Blog dos participantes da Oficina Crônicas: entrevistas com o cotidiano do Setor de Literatura da Fundação Cultural de Curitiba - 2010.

sexta-feira, 7 de maio de 2010

Cacau dourado lia

Cacau dourado lia

Era cedo da tarde. Sei disto, pois acabara de retornar do almoço. Após saborear uma quase saborosa refeição vegetariana. Pois é. Tenho me dedicado aos pratos leves. Devido à orientação de meu cardiologista, tenho me obrigado a ser comedido nas refeições. Nada de carne gorda. Vermelha. Frituras. Evitar doces. Sobretudo o chocolate. O interessante nesta história é que nunca fui aficcionado por tais guloseimas. Mas o colesterol está alto. Fazer o que? Mudar a dieta. Mas, não sei se feliz ou infelizmente, já estou até me acostumando. O fato é que estava, como de costume, sentado diante de minha mesa, na repartição. Enquanto organizava as atividades a serem executadas no turno de trabalho que se iniciava, analisando, separando, classificando, selecionando cada uma das tarefas, colegas conversam animadamente. Alheio aquele burburinho de vozes, pacientemente sigo meu trabalho.
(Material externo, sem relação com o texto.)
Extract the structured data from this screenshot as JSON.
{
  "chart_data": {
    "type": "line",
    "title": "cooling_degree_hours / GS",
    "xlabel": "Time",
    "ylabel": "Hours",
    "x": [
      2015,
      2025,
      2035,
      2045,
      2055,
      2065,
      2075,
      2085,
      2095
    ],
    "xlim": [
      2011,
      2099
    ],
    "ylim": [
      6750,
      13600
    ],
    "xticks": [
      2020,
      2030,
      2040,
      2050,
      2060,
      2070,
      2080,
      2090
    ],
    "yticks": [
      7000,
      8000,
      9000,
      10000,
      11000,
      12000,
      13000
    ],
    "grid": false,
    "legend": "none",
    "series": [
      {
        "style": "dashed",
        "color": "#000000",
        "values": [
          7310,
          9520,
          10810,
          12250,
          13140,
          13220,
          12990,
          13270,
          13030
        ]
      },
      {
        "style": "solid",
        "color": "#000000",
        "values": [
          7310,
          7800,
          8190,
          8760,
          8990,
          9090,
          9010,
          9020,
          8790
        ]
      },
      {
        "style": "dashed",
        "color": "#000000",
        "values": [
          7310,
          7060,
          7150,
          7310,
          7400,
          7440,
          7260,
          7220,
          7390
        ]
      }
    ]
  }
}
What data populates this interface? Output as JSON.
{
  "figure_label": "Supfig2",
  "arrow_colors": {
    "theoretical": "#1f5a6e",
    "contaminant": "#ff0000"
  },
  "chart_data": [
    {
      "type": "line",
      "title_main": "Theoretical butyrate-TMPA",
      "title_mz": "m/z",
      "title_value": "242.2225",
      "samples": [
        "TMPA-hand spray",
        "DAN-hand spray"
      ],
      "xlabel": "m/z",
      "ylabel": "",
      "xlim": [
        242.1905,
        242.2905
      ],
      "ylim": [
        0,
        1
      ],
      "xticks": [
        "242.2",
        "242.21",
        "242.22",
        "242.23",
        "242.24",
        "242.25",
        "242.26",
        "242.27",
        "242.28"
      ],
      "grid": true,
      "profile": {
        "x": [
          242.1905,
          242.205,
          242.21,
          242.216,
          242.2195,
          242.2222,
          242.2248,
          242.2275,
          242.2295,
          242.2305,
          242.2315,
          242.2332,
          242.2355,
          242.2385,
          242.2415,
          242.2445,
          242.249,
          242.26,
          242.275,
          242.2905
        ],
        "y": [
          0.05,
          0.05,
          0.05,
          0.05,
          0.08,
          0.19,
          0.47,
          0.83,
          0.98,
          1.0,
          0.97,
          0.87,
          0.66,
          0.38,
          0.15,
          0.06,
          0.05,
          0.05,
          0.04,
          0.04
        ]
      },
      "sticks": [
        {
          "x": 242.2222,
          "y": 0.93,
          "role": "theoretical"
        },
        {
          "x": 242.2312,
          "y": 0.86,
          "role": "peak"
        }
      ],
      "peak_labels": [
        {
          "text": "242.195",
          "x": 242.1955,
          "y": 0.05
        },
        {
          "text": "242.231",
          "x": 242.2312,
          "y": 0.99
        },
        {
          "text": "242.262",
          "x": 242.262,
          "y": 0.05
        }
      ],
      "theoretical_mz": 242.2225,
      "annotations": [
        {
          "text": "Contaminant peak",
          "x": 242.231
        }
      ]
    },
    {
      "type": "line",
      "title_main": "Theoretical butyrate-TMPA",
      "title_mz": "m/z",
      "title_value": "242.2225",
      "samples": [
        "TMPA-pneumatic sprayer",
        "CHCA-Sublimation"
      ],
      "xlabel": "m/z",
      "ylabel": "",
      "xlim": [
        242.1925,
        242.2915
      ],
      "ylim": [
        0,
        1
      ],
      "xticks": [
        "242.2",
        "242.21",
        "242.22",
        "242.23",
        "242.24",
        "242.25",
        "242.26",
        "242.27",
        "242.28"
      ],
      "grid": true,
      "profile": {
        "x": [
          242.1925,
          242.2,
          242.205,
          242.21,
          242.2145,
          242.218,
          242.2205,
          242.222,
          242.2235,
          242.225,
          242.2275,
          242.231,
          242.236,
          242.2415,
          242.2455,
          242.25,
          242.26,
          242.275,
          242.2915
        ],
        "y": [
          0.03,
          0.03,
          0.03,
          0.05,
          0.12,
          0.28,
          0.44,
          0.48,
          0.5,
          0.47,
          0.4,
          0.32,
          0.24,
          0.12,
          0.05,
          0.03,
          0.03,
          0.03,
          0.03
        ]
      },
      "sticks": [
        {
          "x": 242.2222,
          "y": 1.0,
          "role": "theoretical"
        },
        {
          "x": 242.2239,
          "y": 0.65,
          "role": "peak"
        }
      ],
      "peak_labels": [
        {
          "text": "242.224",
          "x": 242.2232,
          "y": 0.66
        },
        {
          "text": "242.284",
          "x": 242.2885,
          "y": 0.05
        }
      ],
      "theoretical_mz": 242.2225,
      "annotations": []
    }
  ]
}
De repente, daquele incompreensível mosaico de vozes e sons sobrepostos, concorrentes entre si e com a incansável campainha do telefone, com as buzinas dos automóveis, na via pública, com o canto nada ritmado dos celulares, chega a meus ouvidos, com a clareza e nitidez do violino que emerge solitário após o silêncio de uma breve pausa da orquestra, aquelas três palavras. Soltas. Independentes. Casualmente derramadas uma após a outra. Conduzindo-me em divagações várias. Bizarras. Para os que seguiam entusiasticamente a conversa, tais palavras não causaram qualquer furor. Não representaram qualquer possibilidade de devaneios. Penso, mesmo, que seus cérebros decodificaram-nas como uma sentença legal. Um artigo de lei. Talvez como as indicações de uma bula de remédio. Ou, ainda, como as especificações técnicas de um aparelho de som.

- “Cacau dourado lia”.

De imediato, sem que tivesse a menor possibilidade de controlar o ritmo ou o rumo de meus pensamentos, vi-me sentado confortavelmente à beira mar. Sol escaldante. Calor brasileiro. Cerveja gelada no copo. O ir e vir de pernas e braços e vultos e sombras na areia. Meninas bonitas. Jovens atletas. O casal de velhinhos. A mãe e o filho colhendo conchinhas. Um gordo fanfarrão mastigando um daqueles espetinhos. E a uns poucos metros dali, sentado numa cadeira marrom, sob um guarda-sol amarelo, estava ele. O senhor Cacau Dourado que lia tranquilamente um volumoso livro. Alheio ao sol. Ao mar. Ao vento. Às pernas e vultos. Intrigado, fico a analisar aquela distinta, porém nada convencional criatura. O que estaria lendo? Talvez estivesse debruçado sobre a obra de Jorge Amado, especialmente escrita em sua homenagem. Talvez não. Quem sabe seu gosto fosse mais erudito, voltado aos grandes filósofos como Nietzsche, Kant, Kierkegaard. Ou poderia estar imerso no apaixonante universo da música brasileira, folheando paginas com obras de Aldir Blanc.

E eis que me percebo de volta à minha mesa. Sugado abruptamente para a crua realidade. Novamente aprisionado naquele irritante burburinho de vozes e sons desencontrados. Aguço minha audição a fim de pescar um sentido qualquer naquela conversa de doidos. Percebo, então, que as colegas falavam sobre o paredão do programa televisivo Big Brother que havia sido formado por três dos participantes, chamados respectivamente de Cacau, Dourado e Lia. Assim, mesmo. Nesta sequência. Sem qualquer imaginação ou criatividade. Sem devaneios. Tão distante das pernas bonitas de vultos de atletas moças ou não...

Por André Luís Fernandes Dutra – em 02/03/2010.